A fraternidade é imprescindível nesse momento. O ministro Reynaldo Soares da Fonseca vê na fraternidade “uma ligação universal entre seres igualmente dignos, cujo resultante um complexo sistema de solidariedade social e atenção social aos necessitados, previamente à própria falência do Estado liberal” (FONSECA, Reynaldo Soares da. 2019. p. 51).


Michael Sandel, em seu livro “Justiça” (SANDEL, Michael. Justiça: o que é fazer a coisa certa, 2015. p. 11.), criticou o egoísmo de alguns norte-americanos após o furacão Charley devastar o sul dos Estados Unidos, em 2004, quando muitos obtiveram lucros astronômicos pela venda de água mineral e pão, dois itens essenciais. Em 2020, na pandemia do Corona vírus, muitos estocaram álcool gel e papel higiênico, como se fosse enredo de filme apocalíptico.


A crise advinda da pandemia viral mostrou a importância de um Estado organizado, que possa garantir o funcionamento das instituições fundamentais, como hospitais, transportes, distribuição de água e manutenção de sistemas sanitários, afastando o risco do colapso dos sistemas sociais e de segurança pública.


O Estado deve coexistir harmonicamente ao lado das empresas e da sociedade civil, mas não pode ser insensível à realidade de uma sociedade em crise. O Judiciário teve de fechar os fóruns, mas, graças ao Processo Eletrônico, os magistrados continuam a analisar os processos.


A quarentena durante a Quaresma não permitirá que milhões de trabalhadores fiquem recolhidos em casa, pois terão de continuar em intenso e fundamental labor.
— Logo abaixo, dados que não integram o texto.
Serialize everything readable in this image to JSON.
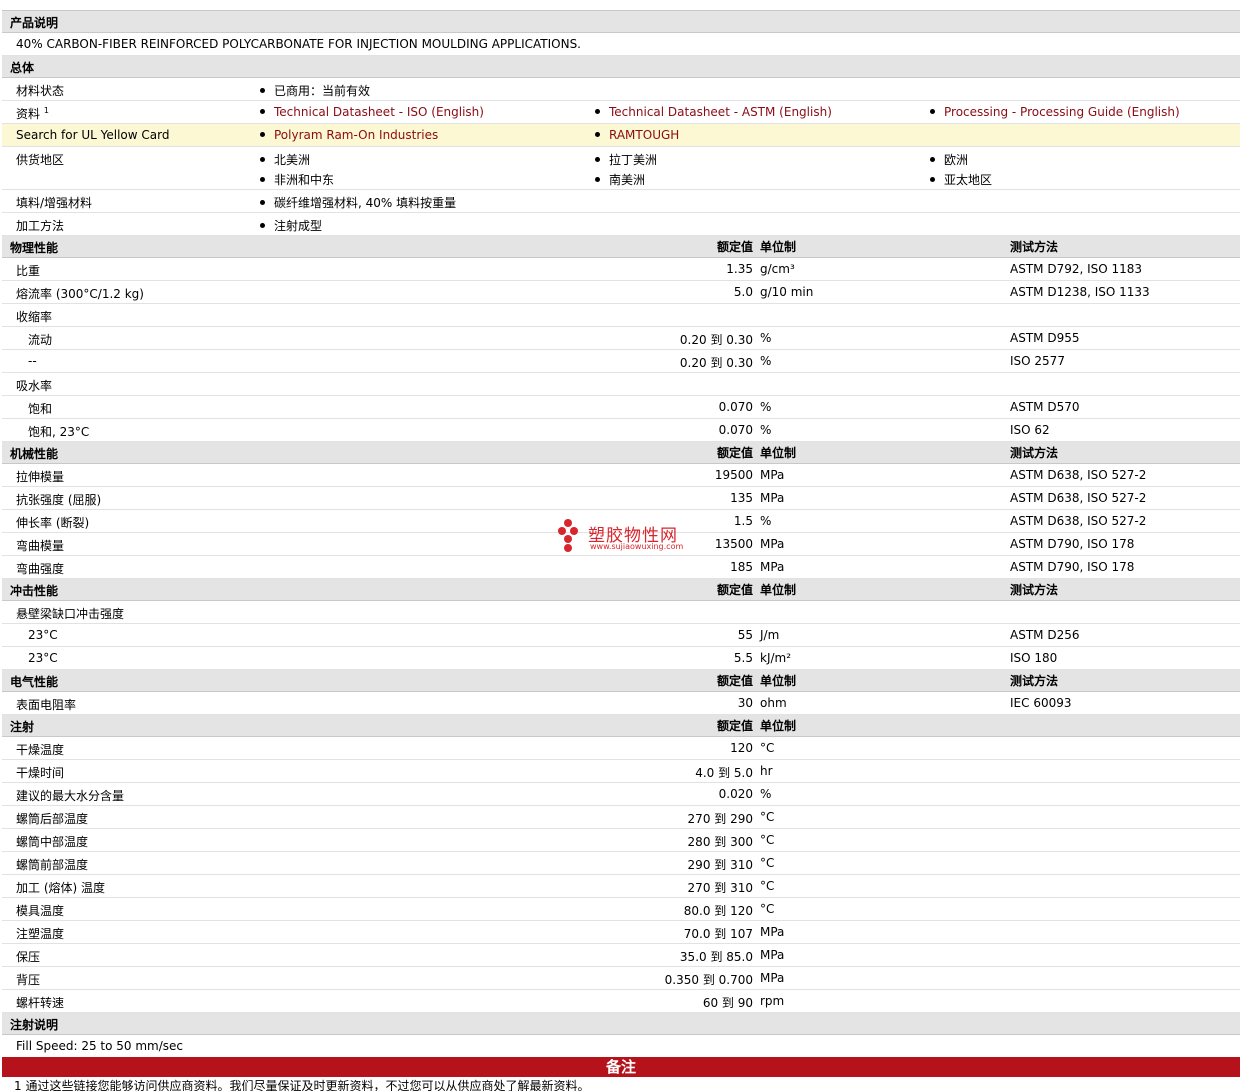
{
  "description": {
    "title": "产品说明",
    "text": "40% CARBON-FIBER REINFORCED POLYCARBONATE FOR INJECTION MOULDING APPLICATIONS."
  },
  "general": {
    "title": "总体",
    "material_status_label": "材料状态",
    "material_status_value": "已商用：当前有效",
    "documents_label": "资料",
    "documents_footnote": "1",
    "documents": [
      "Technical Datasheet - ISO (English)",
      "Technical Datasheet - ASTM (English)",
      "Processing - Processing Guide (English)"
    ],
    "ul_label": "Search for UL Yellow Card",
    "ul_links": [
      "Polyram Ram-On Industries",
      "RAMTOUGH"
    ],
    "regions_label": "供货地区",
    "regions": [
      "北美洲",
      "拉丁美洲",
      "欧洲",
      "非洲和中东",
      "南美洲",
      "亚太地区"
    ],
    "filler_label": "填料/增强材料",
    "filler_value": "碳纤维增强材料, 40% 填料按重量",
    "process_label": "加工方法",
    "process_value": "注射成型"
  },
  "columns": {
    "value": "额定值",
    "unit": "单位制",
    "test": "测试方法"
  },
  "physical": {
    "title": "物理性能",
    "rows": [
      {
        "label": "比重",
        "value": "1.35",
        "unit": "g/cm³",
        "test": "ASTM D792, ISO 1183"
      },
      {
        "label": "熔流率 (300°C/1.2 kg)",
        "value": "5.0",
        "unit": "g/10 min",
        "test": "ASTM D1238, ISO 1133"
      },
      {
        "label": "收缩率",
        "value": "",
        "unit": "",
        "test": ""
      },
      {
        "label": "流动",
        "value": "0.20 到  0.30",
        "unit": "%",
        "test": "ASTM D955"
      },
      {
        "label": "--",
        "value": "0.20 到  0.30",
        "unit": "%",
        "test": "ISO 2577"
      },
      {
        "label": "吸水率",
        "value": "",
        "unit": "",
        "test": ""
      },
      {
        "label": "饱和",
        "value": "0.070",
        "unit": "%",
        "test": "ASTM D570"
      },
      {
        "label": "饱和, 23°C",
        "value": "0.070",
        "unit": "%",
        "test": "ISO 62"
      }
    ]
  },
  "mechanical": {
    "title": "机械性能",
    "rows": [
      {
        "label": "拉伸模量",
        "value": "19500",
        "unit": "MPa",
        "test": "ASTM D638, ISO 527-2"
      },
      {
        "label": "抗张强度 (屈服)",
        "value": "135",
        "unit": "MPa",
        "test": "ASTM D638, ISO 527-2"
      },
      {
        "label": "伸长率 (断裂)",
        "value": "1.5",
        "unit": "%",
        "test": "ASTM D638, ISO 527-2"
      },
      {
        "label": "弯曲模量",
        "value": "13500",
        "unit": "MPa",
        "test": "ASTM D790, ISO 178"
      },
      {
        "label": "弯曲强度",
        "value": "185",
        "unit": "MPa",
        "test": "ASTM D790, ISO 178"
      }
    ]
  },
  "impact": {
    "title": "冲击性能",
    "rows": [
      {
        "label": "悬壁梁缺口冲击强度",
        "value": "",
        "unit": "",
        "test": ""
      },
      {
        "label": "23°C",
        "value": "55",
        "unit": "J/m",
        "test": "ASTM D256"
      },
      {
        "label": "23°C",
        "value": "5.5",
        "unit": "kJ/m²",
        "test": "ISO 180"
      }
    ]
  },
  "electrical": {
    "title": "电气性能",
    "rows": [
      {
        "label": "表面电阻率",
        "value": "30",
        "unit": "ohm",
        "test": "IEC 60093"
      }
    ]
  },
  "injection": {
    "title": "注射",
    "rows": [
      {
        "label": "干燥温度",
        "value": "120",
        "unit": "°C"
      },
      {
        "label": "干燥时间",
        "value": "4.0 到  5.0",
        "unit": "hr"
      },
      {
        "label": "建议的最大水分含量",
        "value": "0.020",
        "unit": "%"
      },
      {
        "label": "螺筒后部温度",
        "value": "270 到  290",
        "unit": "°C"
      },
      {
        "label": "螺筒中部温度",
        "value": "280 到  300",
        "unit": "°C"
      },
      {
        "label": "螺筒前部温度",
        "value": "290 到  310",
        "unit": "°C"
      },
      {
        "label": "加工 (熔体) 温度",
        "value": "270 到  310",
        "unit": "°C"
      },
      {
        "label": "模具温度",
        "value": "80.0 到  120",
        "unit": "°C"
      },
      {
        "label": "注塑温度",
        "value": "70.0 到  107",
        "unit": "MPa"
      },
      {
        "label": "保压",
        "value": "35.0 到  85.0",
        "unit": "MPa"
      },
      {
        "label": "背压",
        "value": "0.350 到  0.700",
        "unit": "MPa"
      },
      {
        "label": "螺杆转速",
        "value": "60 到  90",
        "unit": "rpm"
      }
    ]
  },
  "injection_notes": {
    "title": "注射说明",
    "text": "Fill Speed: 25 to 50 mm/sec"
  },
  "notes_title": "备注",
  "footnote": "1  通过这些链接您能够访问供应商资料。我们尽量保证及时更新资料，不过您可以从供应商处了解最新资料。",
  "watermark": {
    "title": "塑胶物性网",
    "url": "www.sujiaowuxing.com"
  },
  "colors": {
    "link": "#8b0b15",
    "header_bg": "#e4e4e4",
    "highlight_bg": "#fdf8d4",
    "notes_bg": "#b5121b"
  }
}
São médicos, enfermeiros, cientistas, motoristas, cuidadores de idosos, policiais, farmacêuticos, bombeiros, padeiros, entregadores de produtos, atendentes de hospitais, açougueiros, comerciantes, eletricistas, técnicos de informática, cozinheiros, agricultores, metalúrgicos, dentre tantos outros, que precisam continuar trabalhando.


Após sete milhões de vítimas fatais, a humanidade ainda sofre as dores trazidas pela pandemia viral. Esse momento será superado. Mas, que nunca se esqueça o valor do trabalho de todos os profissionais que dedicaram suas vidas desde 2020 para salvar milhões de outras vidas.